= Jean-Michel Arnold =

French activist

Jean-Michel Arnold, (April 5, 1938 – September 4, 2019) was General Secretary of the Cinémathèque Française, Vice President of UNESCO's IFTC (International Council for Film Television and Audiovisual Communication), founder of the Cinéma du Réel, Director of CNRS Image/Media, General Secretary of RIAVS, and President of CAMERA.

==Early life==

Arnold was the only child of Christine Brisset, an activist known as the “Pasionaria of the Poor”. His father died around the time of his birth. At the age of 15, he left his hometown of Angers and headed for Paris.

There he was befriended by Henri Langlois, founder of the Cinémathèque Française, who became his mentor and spiritual father. At the instigation of Langlois, he went to the newly independent Algeria and helped found the Cinémathèque Nationale Algérienne, first with Ahmed Hocine and later with Boudjemaa Kareche. There he helped organise the “Rencontres des Cinémas du Monde” at the first Panafrican Cultural Festival in 1969 (the second was 40 years later in August 2009).

==Career==

===CNRS Image/Média===

In 1974 the CNRS (the French National Scientific Research Council) appointed him director of a newly formed audiovisual division “CNRSAV” (initially called Service d'étude de réalisation et de diffusion de documents audio-visuels or SERDDAV and finally simplified to “CNRS Image/Média”), which he headed until 2001 and for which he was awarded “La Medaille de Cristal” for his creativity and innovation.

Under his direction, the CNRSAV was responsible for the production of hundreds of film productions, TV programs, film expeditions, multimedia packages and seminars dedicated to science and the arts.

He created formal links with La Fémis, The French State Film School whose first President was Jean-Claude Carrière (also President of RIAVS), and with UNESCO's IFTC.
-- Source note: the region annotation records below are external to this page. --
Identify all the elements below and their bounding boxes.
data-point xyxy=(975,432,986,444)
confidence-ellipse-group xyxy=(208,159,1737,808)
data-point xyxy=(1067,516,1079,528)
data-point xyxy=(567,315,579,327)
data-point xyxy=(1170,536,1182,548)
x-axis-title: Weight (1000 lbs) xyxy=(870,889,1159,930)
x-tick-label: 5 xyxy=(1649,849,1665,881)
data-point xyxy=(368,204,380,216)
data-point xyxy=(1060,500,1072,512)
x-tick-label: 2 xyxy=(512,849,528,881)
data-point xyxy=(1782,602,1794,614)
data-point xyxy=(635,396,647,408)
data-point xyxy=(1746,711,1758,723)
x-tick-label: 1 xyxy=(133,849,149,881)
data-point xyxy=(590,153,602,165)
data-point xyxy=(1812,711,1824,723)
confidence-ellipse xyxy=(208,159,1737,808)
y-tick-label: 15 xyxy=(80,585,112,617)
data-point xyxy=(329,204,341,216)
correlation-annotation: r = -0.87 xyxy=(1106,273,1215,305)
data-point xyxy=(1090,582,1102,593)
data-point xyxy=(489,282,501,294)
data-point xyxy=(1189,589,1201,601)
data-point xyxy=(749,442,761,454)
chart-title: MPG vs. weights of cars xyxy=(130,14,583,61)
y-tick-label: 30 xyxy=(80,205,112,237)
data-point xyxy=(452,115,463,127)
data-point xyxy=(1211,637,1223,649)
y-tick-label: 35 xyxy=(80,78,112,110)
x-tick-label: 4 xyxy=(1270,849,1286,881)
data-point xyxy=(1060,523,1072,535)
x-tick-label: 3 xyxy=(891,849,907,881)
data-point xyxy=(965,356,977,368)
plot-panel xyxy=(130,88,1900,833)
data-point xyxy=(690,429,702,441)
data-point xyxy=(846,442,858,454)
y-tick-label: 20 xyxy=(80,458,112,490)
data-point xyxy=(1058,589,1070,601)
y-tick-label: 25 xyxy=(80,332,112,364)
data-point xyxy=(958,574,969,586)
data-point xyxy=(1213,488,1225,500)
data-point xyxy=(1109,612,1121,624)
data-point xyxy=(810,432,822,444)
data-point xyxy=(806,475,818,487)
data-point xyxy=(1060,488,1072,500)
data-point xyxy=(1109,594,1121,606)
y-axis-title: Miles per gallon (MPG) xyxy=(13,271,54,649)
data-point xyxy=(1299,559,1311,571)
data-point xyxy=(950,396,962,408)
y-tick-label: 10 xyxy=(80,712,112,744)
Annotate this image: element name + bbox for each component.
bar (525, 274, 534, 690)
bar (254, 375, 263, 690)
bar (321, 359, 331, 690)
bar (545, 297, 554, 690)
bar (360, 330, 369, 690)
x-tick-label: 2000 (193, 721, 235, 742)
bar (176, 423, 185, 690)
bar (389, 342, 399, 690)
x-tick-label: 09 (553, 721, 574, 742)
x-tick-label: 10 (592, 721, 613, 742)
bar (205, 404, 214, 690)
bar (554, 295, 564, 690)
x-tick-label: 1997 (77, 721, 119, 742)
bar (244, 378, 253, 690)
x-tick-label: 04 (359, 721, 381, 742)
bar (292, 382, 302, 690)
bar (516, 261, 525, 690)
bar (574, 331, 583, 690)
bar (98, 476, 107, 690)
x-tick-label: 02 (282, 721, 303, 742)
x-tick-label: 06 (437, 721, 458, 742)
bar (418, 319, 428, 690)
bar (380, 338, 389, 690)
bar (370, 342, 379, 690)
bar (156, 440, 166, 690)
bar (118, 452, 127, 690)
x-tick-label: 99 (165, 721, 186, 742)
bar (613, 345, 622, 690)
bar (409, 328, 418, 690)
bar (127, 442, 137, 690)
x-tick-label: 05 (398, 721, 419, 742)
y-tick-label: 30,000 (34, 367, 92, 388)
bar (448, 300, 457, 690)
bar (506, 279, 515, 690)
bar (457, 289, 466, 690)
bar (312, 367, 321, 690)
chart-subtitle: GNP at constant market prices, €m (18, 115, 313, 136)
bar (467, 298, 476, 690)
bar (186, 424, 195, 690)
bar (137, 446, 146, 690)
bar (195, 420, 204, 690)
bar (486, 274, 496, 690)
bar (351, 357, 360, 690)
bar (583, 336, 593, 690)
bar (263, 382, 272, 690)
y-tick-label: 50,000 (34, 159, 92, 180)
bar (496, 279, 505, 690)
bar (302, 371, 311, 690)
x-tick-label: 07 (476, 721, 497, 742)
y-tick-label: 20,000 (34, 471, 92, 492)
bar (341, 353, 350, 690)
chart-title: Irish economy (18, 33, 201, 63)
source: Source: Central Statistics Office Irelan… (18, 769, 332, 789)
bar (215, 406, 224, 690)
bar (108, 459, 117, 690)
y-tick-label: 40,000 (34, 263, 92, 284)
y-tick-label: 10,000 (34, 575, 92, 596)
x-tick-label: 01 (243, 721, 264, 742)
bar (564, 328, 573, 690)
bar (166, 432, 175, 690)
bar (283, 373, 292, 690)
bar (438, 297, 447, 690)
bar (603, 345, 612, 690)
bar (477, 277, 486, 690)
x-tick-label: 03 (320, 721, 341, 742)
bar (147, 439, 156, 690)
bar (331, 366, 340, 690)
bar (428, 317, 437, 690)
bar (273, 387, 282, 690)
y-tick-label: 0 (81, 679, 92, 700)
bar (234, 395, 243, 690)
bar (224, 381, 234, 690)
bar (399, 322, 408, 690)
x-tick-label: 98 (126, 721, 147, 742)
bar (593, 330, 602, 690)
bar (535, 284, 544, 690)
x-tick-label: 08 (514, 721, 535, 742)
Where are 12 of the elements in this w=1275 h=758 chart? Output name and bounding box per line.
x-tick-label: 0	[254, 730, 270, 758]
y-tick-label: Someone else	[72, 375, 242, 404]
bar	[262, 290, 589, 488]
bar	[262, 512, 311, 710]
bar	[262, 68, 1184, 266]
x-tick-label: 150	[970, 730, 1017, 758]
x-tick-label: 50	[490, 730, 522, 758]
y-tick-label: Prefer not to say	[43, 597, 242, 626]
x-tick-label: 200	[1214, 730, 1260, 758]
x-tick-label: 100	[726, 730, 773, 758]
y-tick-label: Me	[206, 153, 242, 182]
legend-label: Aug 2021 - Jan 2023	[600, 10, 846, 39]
In 1977 together with Jean Rouch he founded the Cinéma du Réel.

===Rencontres Internationales de l’Audiovisuel Scientifique===

In 1976, he created the Rencontres Internationales de l’Audiovisuel Scientifique (RIAVS) an annual event lasting several weeks during which scientists, artists, moviemakers, TV producers and the public meet at the Eiffel Tower and UNESCO to celebrate “a débauche of initiatives, projections, discussions and exhibitions”.

As Kōichirō Matsuura, Director General of UNESCO, wrote: “it is a unique initiative supported by UNESCO… which brings together in one place: science, culture, communication and education.”

There are special screenings of rare cinema items, Symposia (see pictures on right) and the official Festival program, some of which are detailed below:

- The International Festival of TV Science Programs

More than 300 TV production companies from 66 countries in five continents submit TV Science programs for several prizes: namely a) the Grand Prix; b) Prix Special du Jury; c) Prix pour l’Imagerie Scientifique; d) Prix Aventures et Decouvertes; e) Prix Science et Societe; f) Prix Sante; g) Prix Jeunesse; h) Prix du Magazine; and i) Mention Speciale du Jury.

The Prix Argos is a prize that is awarded each year to those websites which show originality, unpredictability and the ability to create new affinities across continents

The Prix Jules Verne is awarded each year to a TV company for their policy towards their viewing pubc as expressed by the quality of their TV programs overall.

The Prix l’Affiche du Monde is awarded each year to the best movie produced by a film school (in cooperation with CILECT) and for the best movie by a non-professional (in cooperation with UNICA)

===CAMERA===

Arnold was President of CAMERA (Conseil Audiovisuel Mondial pour les Etudes et les Réalisations sur l'Art), an organization known for promoting creativity, education and culture by means of symposia, production and awards.

CAMERA is on the executive committee of UNESCO's IFTC and, in coproduction with the French Ministère des Relations Extérieures, it produced a series of movies on “Les peintres cinéastes”.

CAMERA is most celebrated for “Le Prix CAMERA” which is awarded each year at UNESCO to
- a city
- a foundation
- a film/TV production company
- a publisher
- a museum
that has shown the most outstanding contribution to Culture and Education

As President of CAMERA, he also advised UNESCO with regard to its initiative to select "Creative Cities of Cinema"

===Cinémathèque Française===
Arnold has been associated with the Cinémathèque Française ever since his first meeting with Henri Langlois at the age of 15. He was elected General Secretary in 1981 and has been consistently re-elected since then, working closely with past Presidents, Jean Rouch, Jean-Charles Tacchella, and Claude Berri and with the current President Costa-Gavras.

===UNESCO===

Arnold was elected President of the International Council for Film Television and Audiovisual Communication (IFTC) at UNESCO in 2000 and is currently its vice President. The IFTC is UNESCO's advisory body on all matters concerned with film, television and new media. It has functioned for over 50 years as an independent NGO in official formal associate relations with UNESCO, based at UNESCO's headquarters in Paris.